Dabei verhehlt Köpp nicht, dass die Heizung mit Erdwärme einen gewissen baulichen Aufwand erfordert. Da die Förderung wegen der geringen Tiefe nicht durch die Gründungspfähle erfolgen könne, müsse ein zusätzliches Erdsondenfeld angelegt werden, ebenso ein Untergeschoss für die Wärmepumpe, das aber auch für Archiv- und Lagerräume genutzt werden könne, für die anderenfalls zusätzliche Hochbauten nötig wären. Die daraus resultierenden Mehrkosten seien nicht das Ergebnis von Fehlplanungen, betont Köpp, sondern eine „Investition in die Zukunft“.

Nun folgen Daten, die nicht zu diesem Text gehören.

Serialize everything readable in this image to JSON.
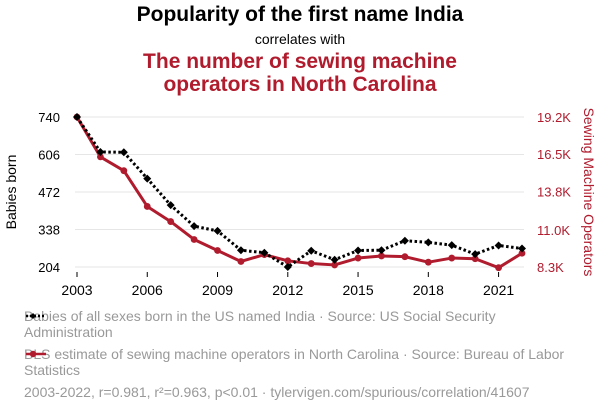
{
  "header": {
    "title": "Popularity of the first name India",
    "subtitle": "correlates with",
    "title2_line1": "The number of sewing machine",
    "title2_line2": "operators in North Carolina"
  },
  "chart_data": {
    "type": "line",
    "x": [
      2003,
      2004,
      2005,
      2006,
      2007,
      2008,
      2009,
      2010,
      2011,
      2012,
      2013,
      2014,
      2015,
      2016,
      2017,
      2018,
      2019,
      2020,
      2021,
      2022
    ],
    "xticks": [
      "2003",
      "2006",
      "2009",
      "2012",
      "2015",
      "2018",
      "2021"
    ],
    "xlim": [
      2003,
      2022
    ],
    "series": [
      {
        "name": "Babies of all sexes born in the US named India · Source: US Social Security Administration",
        "axis": "left",
        "color": "#000000",
        "style": "dotted",
        "marker": "diamond",
        "values": [
          740,
          615,
          614,
          520,
          425,
          350,
          333,
          264,
          255,
          204,
          262,
          230,
          263,
          264,
          298,
          292,
          282,
          250,
          281,
          270
        ]
      },
      {
        "name": "BLS estimate of sewing machine operators in North Carolina · Source: Bureau of Labor Statistics",
        "axis": "right",
        "color": "#b01c2e",
        "style": "solid",
        "marker": "circle",
        "values": [
          19200,
          16300,
          15300,
          12700,
          11600,
          10300,
          9500,
          8700,
          9200,
          8750,
          8550,
          8450,
          8950,
          9100,
          9050,
          8650,
          8950,
          8900,
          8250,
          9300
        ]
      }
    ],
    "left_axis": {
      "label": "Babies born",
      "ticks": [
        204,
        338,
        472,
        606,
        740
      ],
      "tick_labels": [
        "204",
        "338",
        "472",
        "606",
        "740"
      ],
      "range": [
        204,
        740
      ]
    },
    "right_axis": {
      "label": "Sewing Machine Operators",
      "ticks": [
        8300,
        11000,
        13800,
        16500,
        19200
      ],
      "tick_labels": [
        "8.3K",
        "11.0K",
        "13.8K",
        "16.5K",
        "19.2K"
      ],
      "range": [
        8300,
        19200
      ]
    }
  },
  "legend": {
    "item1_text": "Babies of all sexes born in the US named India · Source: US Social Security Administration",
    "item2_text": "BLS estimate of sewing machine operators in North Carolina · Source: Bureau of Labor Statistics"
  },
  "footer": {
    "text": "2003-2022, r=0.981, r²=0.963, p<0.01 · tylervigen.com/spurious/correlation/41607"
  },
  "colors": {
    "black_series": "#000000",
    "red_series": "#b01c2e",
    "muted_text": "#999999",
    "grid": "#e6e6e6"
  }
}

Der Stadtbaurat hält jedoch auch nichts davon, die gesamte Planung nur dem Thema Energie unterzuordnen. Das könne man vielleicht bei Industriebauten auf der grünen Wiese machen, die sähen dann aber auch aus „wie Stereoanlagen“. Beim Stadthaus gehe es darum, „ein Gleichgewicht zu finden“, Aspekte wie die Verortung im Stadtraum, die architektonische Qualität, die Nutzerfreundlichkeit und die Nachhaltigkeit auszubalancieren. Das sieht Dr. Alexander Berger genauso: „Das Stadthaus hat auch eine repräsentative Funktion. Die Bürger sollen sich damit identifizieren und darin wohlfühlen.“

Nur kurz ging der Verwaltungschef am Montag auf die jüngsten Verlautbarungen aus den Reihen jener Ratsmitglieder ein, die am Freitag im Baudezernat Akteneinsicht genommen hatten. Von „Ungereimtheiten“ bezüglich der Auftragsvergabe an den Projektsteuerer Assmann hatten Petra Pähler-Paul (Grüne), Matthias Bußmann (BMA) und Alfred Thiemann („Rathausfreunde 2020“) gesprochen (wie berichtet). Berger dazu: „Das ist alles sauber gelaufen, da brauchen wir keine Prüfung zu fürchten.“ Der Vorgang tauge je­denfalls nicht zur „Skandalisierung“.

Hinsichtlich der Dauer der heutigen Sitzung wagen Berger und Köpp keine Prognose. Für die Präsentationen durch die Vertreter der Assmann-Gruppe und des Ar­chi­tekturbüros seien maximal 45 Minuten angesetzt. Wie sich dann die Diskussion entwickele, bleibe abzuwarten.